What values of a satisfy the cubic equation $a^3+23$ being a multiple of 24?

[Albert1]

$a>0,\,\, a\in N,\,\, and \,\, a<100$

if $a^3+23 $ is a multiple of 24

$find \,\, a$

 

[chisigma]

$a>0,\,\, a\in N,\,\, and \,\, a<100$

if $a^3+23 $ is a multiple of 24

$find \,\, a$

[sp]Because 24 is even and 23 is odd, a must be odd and is a<5... then 1 is solution and 3 isn't solution...[/sp]

Kind regards

$\chi$ $\sigma$

 

[Albert1]

[sp]Because 24 is even and 23 is odd, a must be odd and is a<5... then 1 is solution and 3 isn't solution...[/sp]

Kind regards

$\chi$ $\sigma$

why a<5 ? (a<100 is given)

 

[chisigma]

why a<5 ? (a<100 is given)

All right!...

[sp]You can find a solving the cubic equation...

$\displaystyle a^{3} - 1 = (a - 1)\ (a^{2} + a + 1) \equiv 0\ \text{mod}\ 24\ (1)$

Now $\displaystyle a - 1 \equiv 0\ \text{mod}\ 24$ has the only solution $\displaystyle a\ \equiv 1\ \text{mod}\ 24$ and that means a=1, 25, 49, 73, 97...

Otherwise $\displaystyle a^{2} + a + 1 \equiv 0\ \text{mod}\ 24$ has no solutions because in both cases 'a even' and 'a odd' the expression $\displaystyle a^{2} + a + 1$ gives an odd number and 24 in even, so that the solution found in the previous step are the only solutions...[/sp]

Kind regards

$\chi$ $\sigma$

 

[Albert1]

All right!...

[sp]You can find a solving the cubic equation...

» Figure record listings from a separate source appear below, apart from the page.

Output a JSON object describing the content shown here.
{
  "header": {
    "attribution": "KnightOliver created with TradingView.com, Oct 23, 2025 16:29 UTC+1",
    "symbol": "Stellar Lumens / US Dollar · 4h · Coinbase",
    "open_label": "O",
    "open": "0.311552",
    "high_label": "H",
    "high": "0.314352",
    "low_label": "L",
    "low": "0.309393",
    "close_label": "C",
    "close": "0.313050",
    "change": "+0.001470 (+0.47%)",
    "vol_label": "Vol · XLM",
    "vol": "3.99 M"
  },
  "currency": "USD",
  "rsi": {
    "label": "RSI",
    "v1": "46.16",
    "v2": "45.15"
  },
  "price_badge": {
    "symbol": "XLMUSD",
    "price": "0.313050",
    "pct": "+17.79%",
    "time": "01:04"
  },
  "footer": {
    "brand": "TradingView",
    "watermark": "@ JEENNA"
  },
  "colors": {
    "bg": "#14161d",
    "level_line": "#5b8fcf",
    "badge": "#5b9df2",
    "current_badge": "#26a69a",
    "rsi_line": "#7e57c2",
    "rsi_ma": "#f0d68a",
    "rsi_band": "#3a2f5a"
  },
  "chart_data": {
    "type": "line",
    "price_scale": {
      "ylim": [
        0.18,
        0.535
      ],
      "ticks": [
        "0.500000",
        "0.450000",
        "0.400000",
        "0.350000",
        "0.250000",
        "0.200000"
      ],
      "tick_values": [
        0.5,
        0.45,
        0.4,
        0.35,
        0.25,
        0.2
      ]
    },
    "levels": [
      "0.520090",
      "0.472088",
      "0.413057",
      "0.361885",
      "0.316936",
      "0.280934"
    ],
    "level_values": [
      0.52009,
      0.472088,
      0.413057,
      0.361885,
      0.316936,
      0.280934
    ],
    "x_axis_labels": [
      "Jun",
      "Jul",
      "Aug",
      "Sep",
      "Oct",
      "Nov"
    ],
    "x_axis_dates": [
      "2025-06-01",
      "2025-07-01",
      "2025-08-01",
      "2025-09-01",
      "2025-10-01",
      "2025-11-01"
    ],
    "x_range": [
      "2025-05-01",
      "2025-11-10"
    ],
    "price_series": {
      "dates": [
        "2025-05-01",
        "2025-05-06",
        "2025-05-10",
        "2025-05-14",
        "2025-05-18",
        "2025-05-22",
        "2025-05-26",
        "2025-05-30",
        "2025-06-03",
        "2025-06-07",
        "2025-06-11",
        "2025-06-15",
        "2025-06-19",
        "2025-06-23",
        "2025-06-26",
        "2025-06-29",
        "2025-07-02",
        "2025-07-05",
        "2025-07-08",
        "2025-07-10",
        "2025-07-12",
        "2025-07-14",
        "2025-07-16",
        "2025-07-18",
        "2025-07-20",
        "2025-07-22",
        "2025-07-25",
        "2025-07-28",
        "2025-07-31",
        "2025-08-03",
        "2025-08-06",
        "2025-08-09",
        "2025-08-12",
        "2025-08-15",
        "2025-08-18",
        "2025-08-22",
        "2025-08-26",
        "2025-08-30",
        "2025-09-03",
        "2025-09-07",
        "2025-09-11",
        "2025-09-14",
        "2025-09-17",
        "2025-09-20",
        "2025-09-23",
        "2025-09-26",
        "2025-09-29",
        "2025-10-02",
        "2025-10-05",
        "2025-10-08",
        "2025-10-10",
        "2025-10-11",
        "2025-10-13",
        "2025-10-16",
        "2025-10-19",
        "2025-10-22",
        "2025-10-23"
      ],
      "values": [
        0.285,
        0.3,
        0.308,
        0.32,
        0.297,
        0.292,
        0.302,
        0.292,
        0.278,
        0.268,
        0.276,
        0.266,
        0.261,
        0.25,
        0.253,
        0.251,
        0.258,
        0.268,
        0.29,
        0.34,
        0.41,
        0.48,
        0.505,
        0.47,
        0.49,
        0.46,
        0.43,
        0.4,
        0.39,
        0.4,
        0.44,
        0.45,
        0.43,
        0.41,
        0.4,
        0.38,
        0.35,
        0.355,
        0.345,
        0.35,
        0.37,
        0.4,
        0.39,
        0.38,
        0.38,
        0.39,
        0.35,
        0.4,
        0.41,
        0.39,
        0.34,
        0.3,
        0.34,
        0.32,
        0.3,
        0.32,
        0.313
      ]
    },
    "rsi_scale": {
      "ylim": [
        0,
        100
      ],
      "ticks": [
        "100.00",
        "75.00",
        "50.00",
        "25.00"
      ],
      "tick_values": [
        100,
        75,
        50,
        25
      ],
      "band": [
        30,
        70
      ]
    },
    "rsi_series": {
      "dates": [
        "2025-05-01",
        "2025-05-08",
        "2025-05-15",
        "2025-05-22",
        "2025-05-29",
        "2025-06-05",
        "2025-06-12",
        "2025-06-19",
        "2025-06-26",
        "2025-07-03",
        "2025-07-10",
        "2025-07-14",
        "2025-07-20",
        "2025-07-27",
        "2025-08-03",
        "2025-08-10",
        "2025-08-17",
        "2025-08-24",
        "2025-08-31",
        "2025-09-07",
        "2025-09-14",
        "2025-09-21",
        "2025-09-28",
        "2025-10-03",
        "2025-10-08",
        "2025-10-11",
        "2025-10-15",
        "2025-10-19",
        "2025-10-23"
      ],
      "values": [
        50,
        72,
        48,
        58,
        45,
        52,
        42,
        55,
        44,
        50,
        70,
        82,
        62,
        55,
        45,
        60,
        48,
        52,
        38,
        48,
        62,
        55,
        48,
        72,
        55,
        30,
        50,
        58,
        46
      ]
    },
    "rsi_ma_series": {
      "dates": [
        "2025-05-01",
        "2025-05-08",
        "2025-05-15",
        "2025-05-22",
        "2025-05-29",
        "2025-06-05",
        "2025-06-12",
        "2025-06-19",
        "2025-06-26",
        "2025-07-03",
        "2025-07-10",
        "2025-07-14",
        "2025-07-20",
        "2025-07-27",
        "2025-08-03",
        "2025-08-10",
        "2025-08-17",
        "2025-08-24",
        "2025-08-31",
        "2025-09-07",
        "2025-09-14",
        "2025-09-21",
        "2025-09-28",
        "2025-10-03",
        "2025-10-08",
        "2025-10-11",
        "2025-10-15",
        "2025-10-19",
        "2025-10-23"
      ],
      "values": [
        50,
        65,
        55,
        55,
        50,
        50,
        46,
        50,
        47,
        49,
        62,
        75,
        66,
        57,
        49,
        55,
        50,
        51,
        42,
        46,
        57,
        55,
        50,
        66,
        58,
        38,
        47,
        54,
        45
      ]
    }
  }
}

$\displaystyle a^{3} - 1 = (a - 1)\ (a^{2} + a + 1) \equiv 0\ \text{mod}\ 24\ (1)$

Now $\displaystyle a - 1 \equiv 0\ \text{mod}\ 24$ has the only solution $\displaystyle a\ \equiv 1\ \text{mod}\ 24$ and that means a=1, 25, 49, 73, 97...

Otherwise $\displaystyle a^{2} + a + 1 \equiv 0\ \text{mod}\ 24$ has no solutions because in both cases 'a even' and 'a odd' the expression $\displaystyle a^{2} + a + 1$ gives an odd number and 24 in even, so that the solution found in the previous step are the only solutions...[/sp]

Kind regards

$\chi$ $\sigma$

yes ,you got it !
for $a\in N , 0<a<100$
and $\displaystyle a\ \equiv 1\ \text{mod}\ 24$
so $,min(a)=1,max(a)=97$
$a=1,25,49,73,97$